Per un «nemico» da cui guardarsi (Israele), c'è un vecchio amico con cui tessere rapporti ancora più solidi (la Russia). La polveriera mediorientale è l'ennesima occasione ghiotta che si presenta all'Iran per rafforzare l'asse con Mosca, contrastare l'alleanza Israele-Stati Uniti e unire l'odio anti-occidentale. Accade così che, mentre il governo Netanyahu studia e tenta di coordinarsi con Washington sulla risposta al secondo storico attacco missilistico di Teheran contro lo Stato ebraico, Vladimir Putin incontra il presidente iraniano, Masoud Pezeshkian, ad Ashgabat, in Turkmenistan, durante un forum internazionale dal titolo significativo «I rapporti tra tempi e civiltà» e spiega che «le relazioni con l'Iran sono per Mosca una priorità e stanno procedendo con grande successo», poi parla dell'istituzione «irreversibile» di un nuovo ordine mondiale, lontano dal «dominio statunitense». La Federazione Russa e l'Iran hanno valutazioni «spesso simili» e posizioni «molto vicine» sugli eventi internazionali, commenta il capo del Cremlino, mentre il leader iraniano parla di relazioni bilaterali «strategiche e sincere», una cooperazione che «si rafforza ogni giorno di più». La ciliegina sulla torta la preannuncia Pezeshkian. È la firma di un trattato di partnership strategica fra Iran e Russia che dovrebbe avvenire a margine del vertice dei Brics la prossima settimana a Kazan, nella Repubblica russa del Tatarstan. Per l'ennesima volta, il Medio Oriente si rivela terreno fertile per orientare le sfide geopolitiche internazionali e combattere la nuova guerra fredda Russia-Stati Uniti, con il presidente iraniano che accusa Europa e Usa di essere «disinteressate alla de-escalation».
Proprio per coordinarsi con la Casa Bianca, che frena su un'azione troppo aggressiva contro Teheran, e soprattutto per frizioni interne sulla modalità e sulla tempistica dell'attacco (imminente o a sorpresa?), il Gabinetto di guerra israeliano che si è riunito giovedì sera non ha ancora preso decisioni sostanziali sulla rappresaglia contro l'Iran per l'attacco del 2 ottobre e non ha ancora approvato il viaggio negli Usa del ministro della Difesa israeliano Yoav Gallant. «Se venissero attuati piani o minacce per attaccare gli impianti nucleari pacifici della Repubblica islamica dell'Iran, sarebbe una provocazione molto seria», ha avvertito il ministro degli Esteri russo Sergei Lavrov.

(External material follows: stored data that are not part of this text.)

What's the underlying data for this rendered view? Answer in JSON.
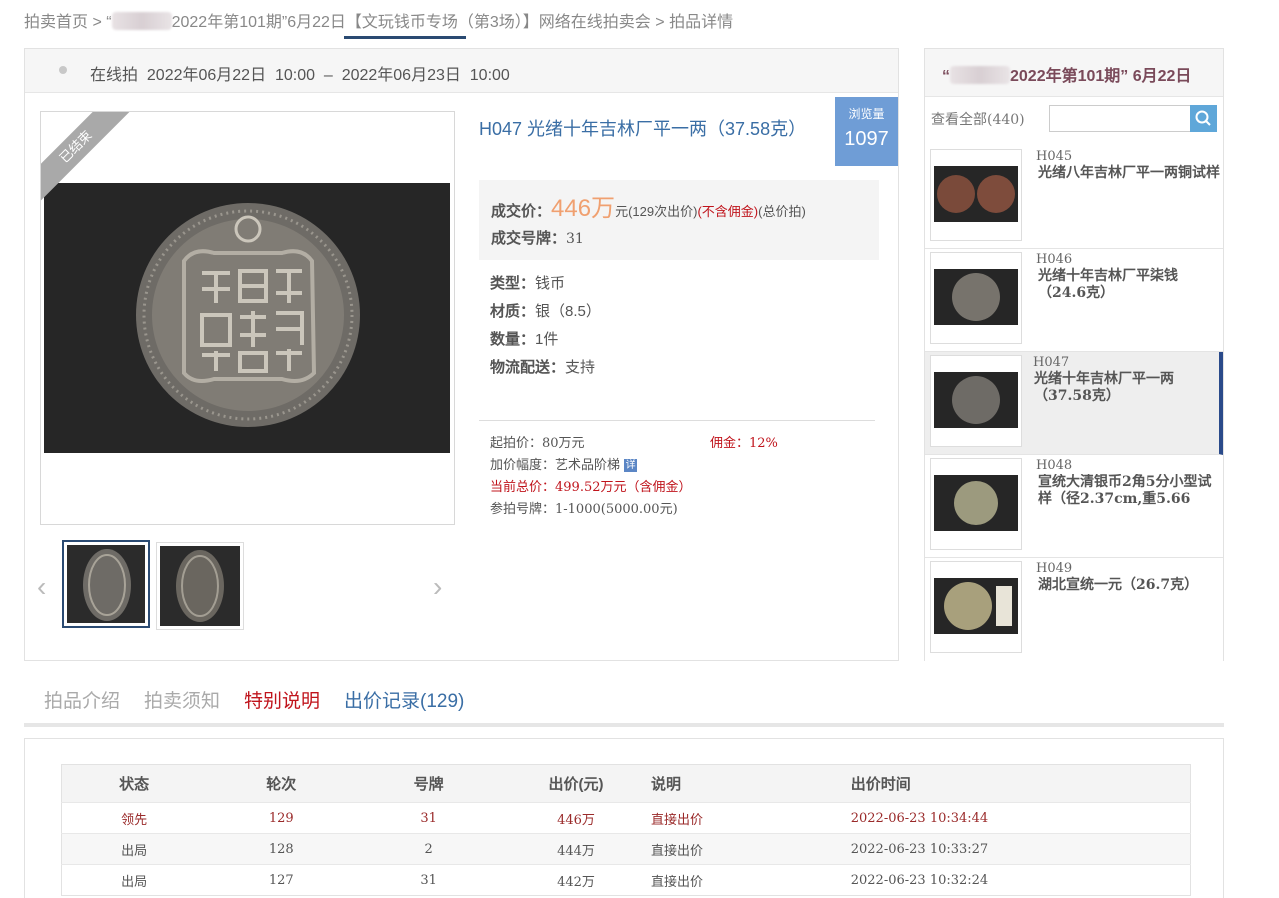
{
  "breadcrumb": {
    "home": "拍卖首页",
    "sep": ">",
    "auction_prefix": "“",
    "auction_name": "2022年第101期”6月22日【文玩钱币专场（第3场）】网络在线拍卖会",
    "current": "拍品详情"
  },
  "session": {
    "text": "在线拍  2022年06月22日  10:00  –  2022年06月23日  10:00"
  },
  "ribbon": "已结束",
  "lot": {
    "title": "H047 光绪十年吉林厂平一两（37.58克）",
    "views_label": "浏览量",
    "views": "1097"
  },
  "price": {
    "label": "成交价：",
    "value": "446万",
    "unit": "元",
    "bids": "(129次出价)",
    "no_commission": "(不含佣金)",
    "total": "(总价拍)",
    "deal_label": "成交号牌：",
    "deal_value": "31"
  },
  "info": [
    {
      "k": "类型：",
      "v": "钱币"
    },
    {
      "k": "材质：",
      "v": "银（8.5）"
    },
    {
      "k": "数量：",
      "v": "1件"
    },
    {
      "k": "物流配送：",
      "v": "支持"
    }
  ],
  "terms": {
    "start": "起拍价：80万元",
    "commission": "佣金：12%",
    "increment": "加价幅度：艺术品阶梯",
    "detail_badge": "详",
    "current_total": "当前总价：499.52万元（含佣金）",
    "paddle": "参拍号牌：1-1000(5000.00元)"
  },
  "side": {
    "title_prefix": "“",
    "title": "2022年第101期” 6月22日",
    "view_all": "查看全部(440)",
    "search_placeholder": "",
    "items": [
      {
        "code": "H045",
        "name": "光绪八年吉林厂平一两铜试样"
      },
      {
        "code": "H046",
        "name": "光绪十年吉林厂平柒钱（24.6克）"
      },
      {
        "code": "H047",
        "name": "光绪十年吉林厂平一两（37.58克）"
      },
      {
        "code": "H048",
        "name": "宣统大清银币2角5分小型试样（径2.37cm,重5.66"
      },
      {
        "code": "H049",
        "name": "湖北宣统一元（26.7克）"
      }
    ]
  },
  "tabs": {
    "intro": "拍品介绍",
    "notice": "拍卖须知",
    "special": "特别说明",
    "bids": "出价记录(129)"
  },
  "bid_table": {
    "headers": [
      "状态",
      "轮次",
      "号牌",
      "出价(元)",
      "说明",
      "出价时间"
    ],
    "rows": [
      [
        "领先",
        "129",
        "31",
        "446万",
        "直接出价",
        "2022-06-23 10:34:44"
      ],
      [
        "出局",
        "128",
        "2",
        "444万",
        "直接出价",
        "2022-06-23 10:33:27"
      ],
      [
        "出局",
        "127",
        "31",
        "442万",
        "直接出价",
        "2022-06-23 10:32:24"
      ]
    ]
  },
  "colors": {
    "accent_blue": "#3a6ea5",
    "price_orange": "#f0a070",
    "alert_red": "#c0141c",
    "views_badge": "#6f9dd6"
  }
}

Il presidente americano Joe Biden e il premier israeliano Benjamin Netanyahu, secondo il sito d'informazione americano Axios si sarebbero in realtà sempre più avvicinati a un'intesa sulla portata della rappresaglia pianificata da Israele contro l'Iran durante la telefonata avvenuta mercoledì. Secondo rivelazioni, la Casa Bianca è convinta che ci si stia muovendo «nella giusta direzione» (evitare l'attacco a siti nucleari e petroliferi, limitarsi a obiettivi militari), ma gli attuali piani dello Stato ebraico sarebbero ancora «un po' più aggressivi» rispetto agli standard chiesti da Washington. Da lunedì intanto scatteranno le prime sanzioni dell'Unione europea all'Iran per i missili forniti a Mosca nella guerra in Ucraina. Tout se tient.
In questo contesto, mentre cresce la preoccupazione per una guerra che dopo Gaza è già arrivata in Libano e potrebbe estendersi ancora, Teheran ha avvertito i Paesi arabi.
Dopo l'aiuto che hanno fornito per contenere l'attacco iraniano a Israele, il regime degli ayatollah li ha invitati a evitare che il loro spazio aereo venga utilizzato per la rappresaglia israeliana e ha minacciato che, se aiuteranno Israele in qualsiasi modo nella sua rappresaglia, «potrebbero potenzialmente entrare a far parte della guerra». Supportata da Mosca, Teheran minaccia di estendere il conflitto, mentre intanto aiuta la Russia con i suoi missili a vincere l'altra guerra, quella in Ucraina.